While conceiving of trim component designs with reduced part thickness can be relatively straightforward, producing and implementing such designs in vehicles is challenging. In many cases, the strength and stiffness of the materials employed in such designs must be increased to accommodate the reduction in wall thickness. Yet adding high-stiffness constituents to these designs and modifying the materials to improve their strength often results in a significantly less-manufacturing-friendly product, particularly in view of tool wear and the aesthetics of the surfaces of these products.
In general, polymeric materials with recyclable polymeric and non-polymeric constituents have lower flow rates associated with molding operations in comparison to materials employing all or mostly all virgin, non-recycled materials. The melt flow rate of recycled thermoplastic materials is an average of the melt flow rate of its constituents. Given their relatively lower flow rates, polymeric materials with high percentages of recyclable materials can be limited in terms of their integration within vehicular component designs with reduced wall thicknesses.
As noted earlier, most vehicular trim components and parts employ talc-filled polypropylene and talc-filled TPO formulations. Vehicular trim components often employ about 10% to about 40% talc by weight as a filler material. Talc, and other fillers, acts to increase the stiffness and strength of these components. Talc also controls and stabilizes the thermal expansion of these components. Further, talc can act as a nucleating agent for enhancing and accelerating the solidification of these materials during manufacturing within product molds employed to fabricate such vehicular trim components.
Talc as a filler within polymeric vehicular components presents several disadvantages. Talc has a density of about 2.6 g/cm3 and polypropylene has a density of about 0.9 g/cm3. As such, the inclusion of talc in polypropylene vehicular components serves to increase the overall density of the component containing talc as a filler material. Talc also reduces the aesthetics of many vehicular components, particularly at its surfaces. When talc is employed as a filler material in a vehicular polymeric material, its use can reduce the ductility and flow rate of the material during manufacturing.

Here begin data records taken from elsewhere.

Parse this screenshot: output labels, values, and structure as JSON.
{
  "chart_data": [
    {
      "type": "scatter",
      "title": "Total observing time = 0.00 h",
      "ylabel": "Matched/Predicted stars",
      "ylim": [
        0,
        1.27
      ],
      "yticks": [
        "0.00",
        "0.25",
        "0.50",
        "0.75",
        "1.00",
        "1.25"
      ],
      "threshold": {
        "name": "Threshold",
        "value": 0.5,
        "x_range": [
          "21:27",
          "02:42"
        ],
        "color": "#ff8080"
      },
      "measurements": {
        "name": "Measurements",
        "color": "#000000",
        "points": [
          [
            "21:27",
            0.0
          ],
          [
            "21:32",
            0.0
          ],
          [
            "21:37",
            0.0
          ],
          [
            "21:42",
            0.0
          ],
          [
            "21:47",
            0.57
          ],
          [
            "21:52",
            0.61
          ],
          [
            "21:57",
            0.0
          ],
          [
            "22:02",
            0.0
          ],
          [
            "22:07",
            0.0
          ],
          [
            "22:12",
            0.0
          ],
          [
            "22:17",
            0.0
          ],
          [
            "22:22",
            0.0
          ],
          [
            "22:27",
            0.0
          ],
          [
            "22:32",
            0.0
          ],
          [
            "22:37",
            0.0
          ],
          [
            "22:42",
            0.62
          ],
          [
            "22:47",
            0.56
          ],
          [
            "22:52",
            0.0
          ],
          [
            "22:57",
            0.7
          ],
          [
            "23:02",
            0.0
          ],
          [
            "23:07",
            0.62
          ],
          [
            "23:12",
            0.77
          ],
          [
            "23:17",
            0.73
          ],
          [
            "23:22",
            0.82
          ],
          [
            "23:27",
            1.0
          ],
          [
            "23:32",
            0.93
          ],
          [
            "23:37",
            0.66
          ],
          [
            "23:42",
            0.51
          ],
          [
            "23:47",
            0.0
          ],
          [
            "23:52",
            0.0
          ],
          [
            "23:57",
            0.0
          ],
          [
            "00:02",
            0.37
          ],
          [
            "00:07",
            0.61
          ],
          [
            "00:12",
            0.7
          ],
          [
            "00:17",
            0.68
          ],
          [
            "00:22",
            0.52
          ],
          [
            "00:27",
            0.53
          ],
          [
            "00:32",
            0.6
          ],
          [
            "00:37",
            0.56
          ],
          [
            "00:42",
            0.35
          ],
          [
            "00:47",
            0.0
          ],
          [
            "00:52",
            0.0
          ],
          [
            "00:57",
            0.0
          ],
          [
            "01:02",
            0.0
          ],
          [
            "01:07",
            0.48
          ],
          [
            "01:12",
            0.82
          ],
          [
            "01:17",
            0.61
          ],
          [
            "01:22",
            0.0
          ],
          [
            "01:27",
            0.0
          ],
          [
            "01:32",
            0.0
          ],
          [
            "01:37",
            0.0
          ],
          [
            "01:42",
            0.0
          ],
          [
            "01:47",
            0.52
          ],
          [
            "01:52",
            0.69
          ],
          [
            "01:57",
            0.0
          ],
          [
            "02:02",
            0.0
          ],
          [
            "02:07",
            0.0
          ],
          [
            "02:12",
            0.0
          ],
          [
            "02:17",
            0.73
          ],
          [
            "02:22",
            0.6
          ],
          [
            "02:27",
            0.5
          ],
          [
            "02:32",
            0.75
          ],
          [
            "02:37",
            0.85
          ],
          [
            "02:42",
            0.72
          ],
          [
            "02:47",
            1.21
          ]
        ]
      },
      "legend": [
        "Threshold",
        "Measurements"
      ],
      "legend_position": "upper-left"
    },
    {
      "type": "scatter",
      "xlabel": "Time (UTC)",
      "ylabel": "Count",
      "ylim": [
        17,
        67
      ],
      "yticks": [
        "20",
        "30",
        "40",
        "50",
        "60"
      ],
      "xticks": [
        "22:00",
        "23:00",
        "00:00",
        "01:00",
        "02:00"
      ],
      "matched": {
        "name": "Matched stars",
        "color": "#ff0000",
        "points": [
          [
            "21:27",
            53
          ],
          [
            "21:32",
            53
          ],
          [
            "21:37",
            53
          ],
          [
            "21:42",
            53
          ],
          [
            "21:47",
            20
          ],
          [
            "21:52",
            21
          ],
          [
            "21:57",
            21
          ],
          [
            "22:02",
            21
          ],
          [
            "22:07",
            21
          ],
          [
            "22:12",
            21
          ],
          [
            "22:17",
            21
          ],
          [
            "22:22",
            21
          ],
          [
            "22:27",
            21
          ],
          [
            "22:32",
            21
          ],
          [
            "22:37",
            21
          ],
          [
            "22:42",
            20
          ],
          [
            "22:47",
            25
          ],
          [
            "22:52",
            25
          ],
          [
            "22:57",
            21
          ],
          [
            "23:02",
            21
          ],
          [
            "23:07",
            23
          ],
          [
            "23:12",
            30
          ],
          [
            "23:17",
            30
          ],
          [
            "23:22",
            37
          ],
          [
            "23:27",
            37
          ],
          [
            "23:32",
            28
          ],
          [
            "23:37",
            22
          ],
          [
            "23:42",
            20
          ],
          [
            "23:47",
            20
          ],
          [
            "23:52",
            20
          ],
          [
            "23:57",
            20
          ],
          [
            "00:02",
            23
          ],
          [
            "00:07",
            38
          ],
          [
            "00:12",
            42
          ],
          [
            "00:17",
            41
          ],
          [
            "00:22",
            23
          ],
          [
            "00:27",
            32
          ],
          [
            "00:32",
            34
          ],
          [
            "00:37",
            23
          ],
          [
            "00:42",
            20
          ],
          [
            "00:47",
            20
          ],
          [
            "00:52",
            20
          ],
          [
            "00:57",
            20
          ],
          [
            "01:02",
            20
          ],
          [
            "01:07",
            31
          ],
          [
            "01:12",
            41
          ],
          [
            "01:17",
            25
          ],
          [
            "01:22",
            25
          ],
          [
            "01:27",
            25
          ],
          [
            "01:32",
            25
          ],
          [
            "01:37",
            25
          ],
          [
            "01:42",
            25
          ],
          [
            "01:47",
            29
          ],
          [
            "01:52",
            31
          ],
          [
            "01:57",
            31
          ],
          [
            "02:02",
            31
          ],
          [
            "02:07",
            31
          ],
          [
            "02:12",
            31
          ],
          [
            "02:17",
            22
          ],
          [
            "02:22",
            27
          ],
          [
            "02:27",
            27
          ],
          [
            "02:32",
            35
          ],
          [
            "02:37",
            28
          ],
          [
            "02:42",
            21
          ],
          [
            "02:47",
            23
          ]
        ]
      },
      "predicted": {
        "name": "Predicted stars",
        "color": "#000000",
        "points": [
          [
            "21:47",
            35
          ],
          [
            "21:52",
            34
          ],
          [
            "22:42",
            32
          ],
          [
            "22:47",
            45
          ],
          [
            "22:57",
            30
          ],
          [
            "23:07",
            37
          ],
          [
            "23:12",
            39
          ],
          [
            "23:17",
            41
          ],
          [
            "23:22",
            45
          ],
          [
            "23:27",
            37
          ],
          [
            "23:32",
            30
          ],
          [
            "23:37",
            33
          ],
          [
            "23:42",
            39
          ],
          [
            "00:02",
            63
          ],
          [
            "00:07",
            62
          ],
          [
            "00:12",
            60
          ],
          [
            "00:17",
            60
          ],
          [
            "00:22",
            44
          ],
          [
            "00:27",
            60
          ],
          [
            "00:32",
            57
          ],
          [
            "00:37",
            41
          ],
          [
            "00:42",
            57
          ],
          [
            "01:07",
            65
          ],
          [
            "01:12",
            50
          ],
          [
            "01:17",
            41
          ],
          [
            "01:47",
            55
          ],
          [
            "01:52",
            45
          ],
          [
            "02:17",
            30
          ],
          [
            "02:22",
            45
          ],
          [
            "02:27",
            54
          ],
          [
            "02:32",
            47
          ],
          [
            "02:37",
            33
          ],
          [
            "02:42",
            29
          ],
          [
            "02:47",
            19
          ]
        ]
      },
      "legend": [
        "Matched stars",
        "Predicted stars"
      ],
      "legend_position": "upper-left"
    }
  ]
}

Other reinforcing filler materials, such as glass, can be used in vehicular trim components with some success in stiffening them with a goal of overall weight reduction. Yet glass has many drawbacks when employed in polymeric vehicular components as a filler material. As glass has a higher density than talc, it can serve to increase the overall weight of a vehicular component in which the talc is replaced with equal parts glass. As glass frit, particles, fiber and the like possess relatively high modulus values, polymeric materials containing glass filler materials can be abrasive. With increased percentages of glass materials, the manufacturing of glass-containing polymeric materials tends to result in shorter tool lifetimes.
Accordingly, there is a need for polypropylene-based compositions suitable for vehicular trim components, and designs of such components, with reduced weight and higher percentages of recyclable materials at current component-neutral cost and performance.